Останавливаемся. Догоняет парень лет двадцати пяти в стеганой зеленой телогрейке, шапке ушанке, длинных резиновых сапогах с подкатанными голенищами и лыжами под мышкой. На левом плече у него висит новая двустволка «бок». Васильковые глаза парня весело улыбаются. Поздоровался, познакомились. Вася сразу заговорил об охоте. Зайцев не бьет, лисиц промышляет. За сданные шкурки в прошлом году купил себе вот этот ИЖ-27. Лыжи сделал сам, из ясеня. Лыжи сделаны толково: шириной в ладонь, длиной в рост, снизу с канавкой, как положено; где ноги ставятся, полоски резины набиты, чтобы снег не налипал.
Выходим за село, какую-то канаву с водой пересекаем.
— Вот, болотистый ручей был, — говорит Василий, — утки тут водились и карасей хлопцы ловили по бочагам. А как прокопали его лет десять тому, так всё пропало. Теперь, видите: канава канавой, воды — курке по щиколотку…
Посоветовав нам идти сразу за селом в поля, Вася подался к посадкам за железную дорогу. Небо затянуто слоистыми облаками. Мороз градусов пять. Слой снега толщиной на ширину ладони, лежит уже больше недели; ночью еще немного подсыпало. Воздух чист и пахнет свежим снегом. Тишина вокруг. Пересекаем капустное поле. Сизо-зеленоватые кочерыжки густым штахетником торчат из снега. Попадается уцелевший кочанчик. Выламываю его рыхлую сердцевину, закусываю на ходу «заячьим салатом». А следов зайцев не видно, хотя «косой» капустку, как известно, любит. Наверно, оставил кочерыжки здесь себе на «черный» день.

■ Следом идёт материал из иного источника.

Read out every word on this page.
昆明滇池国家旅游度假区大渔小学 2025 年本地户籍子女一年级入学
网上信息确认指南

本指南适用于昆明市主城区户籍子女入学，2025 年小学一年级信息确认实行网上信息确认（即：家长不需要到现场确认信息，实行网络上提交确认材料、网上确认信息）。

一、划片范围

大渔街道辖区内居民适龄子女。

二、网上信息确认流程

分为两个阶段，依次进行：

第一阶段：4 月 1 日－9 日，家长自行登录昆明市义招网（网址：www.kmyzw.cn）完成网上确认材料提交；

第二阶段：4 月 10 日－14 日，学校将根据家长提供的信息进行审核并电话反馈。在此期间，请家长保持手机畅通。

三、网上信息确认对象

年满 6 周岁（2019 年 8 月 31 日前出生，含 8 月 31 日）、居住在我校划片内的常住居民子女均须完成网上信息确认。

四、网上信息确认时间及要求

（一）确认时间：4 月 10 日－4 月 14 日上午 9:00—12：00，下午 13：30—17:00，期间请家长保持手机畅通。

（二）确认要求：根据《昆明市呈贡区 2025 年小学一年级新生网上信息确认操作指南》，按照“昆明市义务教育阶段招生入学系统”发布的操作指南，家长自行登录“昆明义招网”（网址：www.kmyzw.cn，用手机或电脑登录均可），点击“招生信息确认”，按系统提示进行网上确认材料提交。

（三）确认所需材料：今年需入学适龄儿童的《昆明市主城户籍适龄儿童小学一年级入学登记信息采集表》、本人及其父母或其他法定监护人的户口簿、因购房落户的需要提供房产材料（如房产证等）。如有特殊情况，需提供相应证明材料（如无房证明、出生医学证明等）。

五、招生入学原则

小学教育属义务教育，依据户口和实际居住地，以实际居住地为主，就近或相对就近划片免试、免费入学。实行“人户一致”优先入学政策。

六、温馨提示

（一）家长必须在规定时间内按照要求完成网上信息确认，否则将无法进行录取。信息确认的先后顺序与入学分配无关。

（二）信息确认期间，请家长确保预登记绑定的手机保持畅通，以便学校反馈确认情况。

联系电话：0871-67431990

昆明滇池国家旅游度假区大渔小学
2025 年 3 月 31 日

Впереди, далеко-далеко, как изгородь, протянулся ряд тополей вдоль дороги, правее темнеет полосой лесок. Идем с отцом не спеша, в шагах ста друг от друга. Белые просторы раскинулись по сторонам. Глазу не за что уцепится — ни былинки, ни кустика поблизости. Но где-то здесь в борозде пашни, за отвернутым пластом земли, наверняка, прилег от ветра на дневку заяц. Дремлет на слуху, в полглаза оглядывая окрестности: не подбирается ли к нему ночным следом рыжий лисовин, не идет ли где охотник. Лежит заяц в борозде, идут два охотника целиной. В холодном небе мохноногий канюк-зимняк распластал бело-пестрые крылья. Зорко осматривает поля из-под небес: не перебегает ли где от норки к норке полевка, не зазевалась ли, разыскивая оставшееся зерно. Видит канюк и зайца, но летит дальше — велика добыча, не по его силам.
Бредут охотники заснеженным полем, глаза устали от его белизны. А заяц насторожился-приготовился: мимо идут или приближаются? Приближаются! Вскочил «косой» и понесся во всю прыть, поставив торчком светлые с черными кончиками уши. Забухали в след ему выстрелы, чиркнула слева и справа дробь, но уносят «ушкана» резвые лапы в спасительную даль. Пороховой дымок курится из раскрытого ружья. Падают в снег две стреляные гильзы из розового картона. Вновь заряжено ружье. Часто стучит сердце охотника. Пристальней всматривается он в снежную белизну, словно хочет прочитать страницу белой книги, лежащую перед глазами, а в ней лишь одна строчка — след только что умчавшегося зайца. И снова шаг за шагом преодолевается охотничье поле. Подняли зайца, увидали, стреляли — идет охота. А впереди еще весь день. И зовут в манящую даль охотничьи просторы…
Сходимся у дороги, где тополя. Куда идти? За дорогой в полукилометре виднеются какие-то длинные строения из красного кирпича. Сараи, ферма? Неподалеку, с краю дола кустарники пучками темнеют, и желтоватые тростники стеной встали. Там, наверно, болото. От болота потянулась луговина с побуревшей осокой. Идем, край захватывая. Впереди, шагах в трехстах, на снегу завиднелась лисица. Мышкует: разгребает лапами снег, тычет в него носом, и прыгает вбок. Подняла голову, повернула, пристально смотрит в нашу сторону и, постояв, засеменила вдоль гребня, скрывшись в складке поля. Вынырнув откуда-то, застрекотала, усевшись на кусте лозы, пестрая сорока, закрутила длинным хвостом, потряхивая крыльями. Потараторив, полетела к строениям, на лету громко оповещая округу про лисицу и охотников. Но нам до сороки дела нет, идем своими путями. Закраснел в овражке пышный куст не обобранной калины. Под кустом на снегу кожица ягод краснеет, и следки мыши прочертили, плоские блинчики калиновых семян погрызли. Мороженые ягоды на кусте сладковато кислые. По грозди нарвав, лакомимся и продолжаем свой путь. Из овражка выбрались. Наверху ветерок тянет. Темнеет вдали какой-то перелесок. На него правим. В белесом небе пара воронов пролетает, покряхтывая; посипывают в морозном воздухе их крепкие крылья. Летят черные вороны по своим делам, искать себе какую-нибудь поживу где-то.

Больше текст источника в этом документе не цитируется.